今度は「気海観瀾」の発見です。30年余の司書生活中にこのような機会を2度も味わえるとは・・・ と嬉しい限りです。この物理学書を読んでみたい人は「文明源流叢書」の第二巻所収のものを,どうぞ!! 漢文ダメと言う人は,「日本科学古全集」第6巻所収の,和文に直したものをどうぞ!! 両書とも,ちゃんとした図書館なら持っている筈です。
以下は新聞から。
日本初の物理学書発見(1998年7月17日金曜日 室蘭民報)
【気海観瀾(きかいかんらん)】
日本で最初に出版された物理学書で江戸時代末期の物理学教科書。著者は青地林宗。「国史大辞典」(吉川弘文館)などによると,青地が西洋の理科書を広く読み,別に記述編集した「格物綜凡」の中から,適宜に章を選び,再編集した。内容は体性,引力,気重,気化,精気,雲,雨,力学,諸気体,熱現象論など 40章。
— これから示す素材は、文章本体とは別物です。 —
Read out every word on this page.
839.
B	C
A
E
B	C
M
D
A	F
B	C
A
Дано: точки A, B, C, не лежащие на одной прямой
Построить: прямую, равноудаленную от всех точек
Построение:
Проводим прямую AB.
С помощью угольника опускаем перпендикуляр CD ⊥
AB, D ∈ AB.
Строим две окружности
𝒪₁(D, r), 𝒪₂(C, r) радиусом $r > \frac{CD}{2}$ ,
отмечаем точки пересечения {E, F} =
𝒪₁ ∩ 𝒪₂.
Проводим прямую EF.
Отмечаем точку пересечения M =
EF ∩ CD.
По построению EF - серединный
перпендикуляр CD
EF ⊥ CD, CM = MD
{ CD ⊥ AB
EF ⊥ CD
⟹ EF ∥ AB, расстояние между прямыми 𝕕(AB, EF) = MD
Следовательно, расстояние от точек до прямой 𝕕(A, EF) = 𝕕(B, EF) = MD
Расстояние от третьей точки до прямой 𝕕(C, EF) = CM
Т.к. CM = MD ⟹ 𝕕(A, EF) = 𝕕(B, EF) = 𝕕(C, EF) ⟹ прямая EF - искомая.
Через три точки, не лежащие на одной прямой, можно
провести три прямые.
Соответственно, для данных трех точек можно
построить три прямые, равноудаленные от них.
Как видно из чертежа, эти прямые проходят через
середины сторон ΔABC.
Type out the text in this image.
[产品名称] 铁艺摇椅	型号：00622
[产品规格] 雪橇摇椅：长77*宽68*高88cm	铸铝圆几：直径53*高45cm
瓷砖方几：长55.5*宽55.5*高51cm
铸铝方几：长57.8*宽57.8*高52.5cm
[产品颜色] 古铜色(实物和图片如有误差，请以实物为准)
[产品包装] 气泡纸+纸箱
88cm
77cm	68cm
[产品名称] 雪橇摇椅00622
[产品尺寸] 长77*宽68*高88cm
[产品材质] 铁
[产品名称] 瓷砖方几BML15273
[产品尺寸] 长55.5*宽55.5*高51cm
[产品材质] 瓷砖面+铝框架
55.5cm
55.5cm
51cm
著者は自然を「気海」,つまり気が満ちている世界として把握していたと考えられ,当時の日本の自然認識観として注目する論もある。
道内初,全国で30冊 「玉襷」「集古十種」も同時に
江戸時代末期に日本で初めて出版された物理学書として知られる青地林宗(1775-1833年)著の「気海観瀾(きかいかんらん)」がこのほど,市立室蘭図書館(井上方大館長)の書庫から見つかった。全国で3.000冊しか確認されておらず,道内では初めて。このほか,やはり幕末時代に編集された,平田篤胤の思想を説く「玉襷(たまたすき)」9巻,松平定信が編集した古武具類などの木版図集「集古十種(しゅうこじっしゅ)」21巻も同時に見つかった。特に「気海観瀾」については「学術的評価が定まっている貴重な書物」(y山下敏明副館長)とあって,全国的にも注目されそうだ。
古書1千冊 整理を急ぐ
「気海観瀾」は著者の青地が1825年に原稿を仕上げ,27年に木版,刊行された。物性をはじめ光,電気,気象,潮汐など40項目について,多方面にわたる物理的知識が漢文で解説されている。日本で書かれた最初の物理学の刊本。理科の名に値する初めて広く世に紹介されたことにより,その後の研究に大きな影響を与えた。
現在,国内では国立国会図書館,各大学図書館などで30冊が確認されている。東北大学以北では初の発見で,31冊目となる。縦26cm,横 17.5cm,表紙はえび茶色,各ページは和紙1枚を2ページに折った袋とじ,全99ページの和本。とじ糸が切れるなど表紙は多少傷んでいるが,中のページに汚れはなく,しっかりしている。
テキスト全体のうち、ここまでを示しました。